10. North American Halloween Prevention Initiative - Do They Know It's Halloween?

An all-star benefit single featuring a who's who of cool people including the guys from Arcade Fire, the girls from Smoosh, Karen O from The Yeah Yeah Yeahs, Beck from Beck, David Cross, Peaches... basically everyone except for Danger Mouse.

It's basically a rip on all those dreadful, patronizing benefit singles from the 80s such as Band Aid's 'Do They Know It's Christmas?' which boldly stood up and asked if poor starving Muslims knew whether or not it was Christmas time.

The video is even better than the song. Check it out:
http://www.vice-recordings.com/halloween/halloween_big.mov



9. John Williams - Battle Of The Heroes

So many things didn't go right with the Star Wars prequels but the soundtrack certainly wasn't one of them. Revenge Of The Sith might be the most musically rich of the Star Wars films as John Williams had all his previous themes to work with as well as a strong scenario to create this new one, Battle Of The Heroes. Lucas needed a battle song that was as strong as Duel Of The Fates from The Phantom Menace but it had to be tragic this time. This time its a fight between two friends. Works for me.

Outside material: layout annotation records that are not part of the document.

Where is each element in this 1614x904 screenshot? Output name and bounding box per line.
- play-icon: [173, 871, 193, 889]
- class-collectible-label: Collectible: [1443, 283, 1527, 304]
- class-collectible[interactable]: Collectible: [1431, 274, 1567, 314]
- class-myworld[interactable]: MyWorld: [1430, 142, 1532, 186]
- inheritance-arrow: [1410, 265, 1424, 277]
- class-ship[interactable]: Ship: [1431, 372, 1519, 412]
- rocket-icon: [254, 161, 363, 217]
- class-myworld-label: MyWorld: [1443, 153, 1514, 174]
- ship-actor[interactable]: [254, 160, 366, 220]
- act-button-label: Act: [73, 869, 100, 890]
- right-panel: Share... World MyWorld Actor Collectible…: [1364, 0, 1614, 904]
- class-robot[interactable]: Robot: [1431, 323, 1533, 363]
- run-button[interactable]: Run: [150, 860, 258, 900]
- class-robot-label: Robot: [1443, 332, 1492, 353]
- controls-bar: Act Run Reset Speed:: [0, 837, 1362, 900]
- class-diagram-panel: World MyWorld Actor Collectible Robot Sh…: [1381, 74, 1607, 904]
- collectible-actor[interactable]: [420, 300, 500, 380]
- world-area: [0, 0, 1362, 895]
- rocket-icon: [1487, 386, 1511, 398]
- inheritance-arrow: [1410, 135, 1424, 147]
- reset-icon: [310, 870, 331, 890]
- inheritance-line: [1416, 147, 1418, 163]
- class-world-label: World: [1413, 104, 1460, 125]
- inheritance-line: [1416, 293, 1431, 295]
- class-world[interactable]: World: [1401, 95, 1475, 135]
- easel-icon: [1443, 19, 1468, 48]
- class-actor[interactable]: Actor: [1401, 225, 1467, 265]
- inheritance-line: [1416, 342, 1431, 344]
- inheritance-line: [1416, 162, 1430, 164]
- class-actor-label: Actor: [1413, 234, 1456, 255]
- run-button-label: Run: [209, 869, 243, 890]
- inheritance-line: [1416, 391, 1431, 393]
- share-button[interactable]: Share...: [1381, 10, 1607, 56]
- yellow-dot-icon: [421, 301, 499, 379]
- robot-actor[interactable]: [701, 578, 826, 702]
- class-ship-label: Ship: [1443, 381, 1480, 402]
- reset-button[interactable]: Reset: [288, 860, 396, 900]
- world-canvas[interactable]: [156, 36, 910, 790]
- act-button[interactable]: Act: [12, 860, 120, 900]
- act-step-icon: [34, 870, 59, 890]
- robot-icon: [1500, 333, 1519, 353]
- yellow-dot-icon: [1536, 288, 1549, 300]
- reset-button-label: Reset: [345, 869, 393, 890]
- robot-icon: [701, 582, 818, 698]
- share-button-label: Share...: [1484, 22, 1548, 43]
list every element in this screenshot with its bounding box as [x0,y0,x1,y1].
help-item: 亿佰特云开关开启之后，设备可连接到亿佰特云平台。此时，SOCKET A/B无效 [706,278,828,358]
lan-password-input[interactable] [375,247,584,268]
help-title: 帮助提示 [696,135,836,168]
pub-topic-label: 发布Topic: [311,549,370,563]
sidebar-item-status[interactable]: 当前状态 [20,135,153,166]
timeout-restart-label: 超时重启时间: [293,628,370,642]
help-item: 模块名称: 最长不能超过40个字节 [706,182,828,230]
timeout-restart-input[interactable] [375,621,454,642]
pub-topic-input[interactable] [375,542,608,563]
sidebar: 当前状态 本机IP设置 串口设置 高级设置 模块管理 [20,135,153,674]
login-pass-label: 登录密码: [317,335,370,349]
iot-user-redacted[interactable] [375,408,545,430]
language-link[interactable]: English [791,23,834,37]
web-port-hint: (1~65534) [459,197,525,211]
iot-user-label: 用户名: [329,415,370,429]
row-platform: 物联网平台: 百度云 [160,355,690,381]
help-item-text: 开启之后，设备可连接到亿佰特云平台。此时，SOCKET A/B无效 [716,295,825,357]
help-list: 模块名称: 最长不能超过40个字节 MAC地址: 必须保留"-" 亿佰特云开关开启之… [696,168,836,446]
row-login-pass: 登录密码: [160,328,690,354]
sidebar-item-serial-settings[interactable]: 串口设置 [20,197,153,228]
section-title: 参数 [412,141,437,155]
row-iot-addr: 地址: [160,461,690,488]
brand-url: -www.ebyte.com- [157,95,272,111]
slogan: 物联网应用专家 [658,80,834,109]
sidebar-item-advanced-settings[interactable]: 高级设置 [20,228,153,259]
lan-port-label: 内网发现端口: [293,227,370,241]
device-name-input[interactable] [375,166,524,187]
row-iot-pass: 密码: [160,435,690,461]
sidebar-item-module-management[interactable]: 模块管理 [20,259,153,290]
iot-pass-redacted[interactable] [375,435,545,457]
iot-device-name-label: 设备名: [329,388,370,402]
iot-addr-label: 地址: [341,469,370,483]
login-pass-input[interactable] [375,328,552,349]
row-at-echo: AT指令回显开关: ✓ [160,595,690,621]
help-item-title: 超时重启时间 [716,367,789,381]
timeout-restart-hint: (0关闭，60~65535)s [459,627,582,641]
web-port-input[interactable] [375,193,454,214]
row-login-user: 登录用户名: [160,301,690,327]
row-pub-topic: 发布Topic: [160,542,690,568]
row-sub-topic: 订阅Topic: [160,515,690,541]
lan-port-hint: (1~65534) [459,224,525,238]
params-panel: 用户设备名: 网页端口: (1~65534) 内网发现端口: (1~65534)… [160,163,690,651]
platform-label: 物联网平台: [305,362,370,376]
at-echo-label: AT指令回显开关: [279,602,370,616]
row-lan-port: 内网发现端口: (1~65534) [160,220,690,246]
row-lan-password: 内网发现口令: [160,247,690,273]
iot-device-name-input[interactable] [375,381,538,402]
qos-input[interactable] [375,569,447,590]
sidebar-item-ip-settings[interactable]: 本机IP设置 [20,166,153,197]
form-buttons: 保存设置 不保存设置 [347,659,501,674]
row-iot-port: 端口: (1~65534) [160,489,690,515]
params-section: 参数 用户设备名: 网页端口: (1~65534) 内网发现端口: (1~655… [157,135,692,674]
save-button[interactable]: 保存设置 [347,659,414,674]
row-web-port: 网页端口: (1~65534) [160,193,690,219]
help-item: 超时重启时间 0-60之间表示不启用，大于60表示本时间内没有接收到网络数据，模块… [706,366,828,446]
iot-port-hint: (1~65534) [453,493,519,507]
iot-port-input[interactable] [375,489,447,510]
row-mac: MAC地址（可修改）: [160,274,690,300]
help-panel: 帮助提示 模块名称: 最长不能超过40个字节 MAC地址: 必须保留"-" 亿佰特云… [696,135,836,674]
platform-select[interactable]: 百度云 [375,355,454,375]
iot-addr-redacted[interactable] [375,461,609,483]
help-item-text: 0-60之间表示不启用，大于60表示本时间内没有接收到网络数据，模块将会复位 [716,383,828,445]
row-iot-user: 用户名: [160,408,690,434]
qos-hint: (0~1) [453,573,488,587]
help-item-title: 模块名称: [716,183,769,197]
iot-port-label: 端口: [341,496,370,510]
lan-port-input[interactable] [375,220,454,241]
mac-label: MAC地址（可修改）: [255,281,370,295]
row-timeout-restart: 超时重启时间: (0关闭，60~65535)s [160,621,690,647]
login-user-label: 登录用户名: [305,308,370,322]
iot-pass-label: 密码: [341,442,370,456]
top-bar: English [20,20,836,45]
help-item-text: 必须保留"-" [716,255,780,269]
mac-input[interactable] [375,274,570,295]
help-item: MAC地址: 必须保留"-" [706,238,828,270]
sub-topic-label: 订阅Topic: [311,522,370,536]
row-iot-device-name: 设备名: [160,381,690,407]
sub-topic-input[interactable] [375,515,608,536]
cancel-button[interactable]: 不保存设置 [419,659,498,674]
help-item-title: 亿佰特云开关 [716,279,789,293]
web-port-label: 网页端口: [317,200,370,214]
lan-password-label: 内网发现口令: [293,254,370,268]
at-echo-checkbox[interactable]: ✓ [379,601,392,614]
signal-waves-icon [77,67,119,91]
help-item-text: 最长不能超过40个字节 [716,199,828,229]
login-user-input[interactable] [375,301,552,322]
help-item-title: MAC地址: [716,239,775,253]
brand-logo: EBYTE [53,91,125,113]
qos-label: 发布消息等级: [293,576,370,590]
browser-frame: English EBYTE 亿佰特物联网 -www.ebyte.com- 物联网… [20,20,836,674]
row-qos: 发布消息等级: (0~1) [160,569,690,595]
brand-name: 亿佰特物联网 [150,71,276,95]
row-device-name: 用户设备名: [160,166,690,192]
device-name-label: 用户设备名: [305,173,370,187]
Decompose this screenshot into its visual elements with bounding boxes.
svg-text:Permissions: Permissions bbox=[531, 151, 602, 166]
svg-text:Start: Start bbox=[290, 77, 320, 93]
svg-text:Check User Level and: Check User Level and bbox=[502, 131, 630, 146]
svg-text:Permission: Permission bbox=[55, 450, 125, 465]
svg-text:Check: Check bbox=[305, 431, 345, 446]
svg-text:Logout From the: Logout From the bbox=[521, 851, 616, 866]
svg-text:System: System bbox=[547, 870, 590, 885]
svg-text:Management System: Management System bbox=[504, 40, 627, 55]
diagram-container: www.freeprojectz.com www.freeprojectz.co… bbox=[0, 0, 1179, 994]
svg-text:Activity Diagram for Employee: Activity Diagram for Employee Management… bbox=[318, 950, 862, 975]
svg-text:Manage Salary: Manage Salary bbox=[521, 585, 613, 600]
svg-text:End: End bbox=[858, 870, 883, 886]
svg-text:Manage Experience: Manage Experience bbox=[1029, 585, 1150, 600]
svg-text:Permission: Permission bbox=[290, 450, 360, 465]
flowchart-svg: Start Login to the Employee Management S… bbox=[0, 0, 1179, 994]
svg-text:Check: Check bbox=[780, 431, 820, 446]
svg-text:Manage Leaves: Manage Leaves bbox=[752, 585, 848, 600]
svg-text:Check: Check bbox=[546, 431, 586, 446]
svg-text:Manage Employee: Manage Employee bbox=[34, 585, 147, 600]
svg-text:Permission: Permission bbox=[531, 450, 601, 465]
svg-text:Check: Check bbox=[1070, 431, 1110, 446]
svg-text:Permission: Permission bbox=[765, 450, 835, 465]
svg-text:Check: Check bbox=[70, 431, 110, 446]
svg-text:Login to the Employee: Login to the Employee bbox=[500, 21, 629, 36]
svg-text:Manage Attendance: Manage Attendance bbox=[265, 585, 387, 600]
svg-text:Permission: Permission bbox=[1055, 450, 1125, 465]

8. Bright Eyes - When The President Talks To God

A protest song that immediately grabs your attention with spiteful lines that sound like they should rhyme but don't. Watching this performed on the Jay Leno show was therapeutic.



7. Sleater-Kinney - What's Mine Is Yours

From the Sleater-Kinney bio on the website: They came from the Pacific Northwest, from the land of hemp and used bookstores, and they conquered the world.

That's about all I know. That and they rock.



6. Clutch - 10001110101

Clutch is a stand out band that straddles that rarified ground between Faith No More and classic blues rock like Led Zeppelin. You'd think that a hard working band like Clutch would have broken into the mainstream after 10 years in the game, serving up fun, fresh, solid, reliable hard rock but these aren't exactly heavy metal's salad days. Even Mike Patton would probably be a has-been by now if it wasn't for the fact that he starts a new band approximately nine times a day.

This track has a great vibe and a great hook. It's like the best Deep Purple song that Deep Purple never wrote.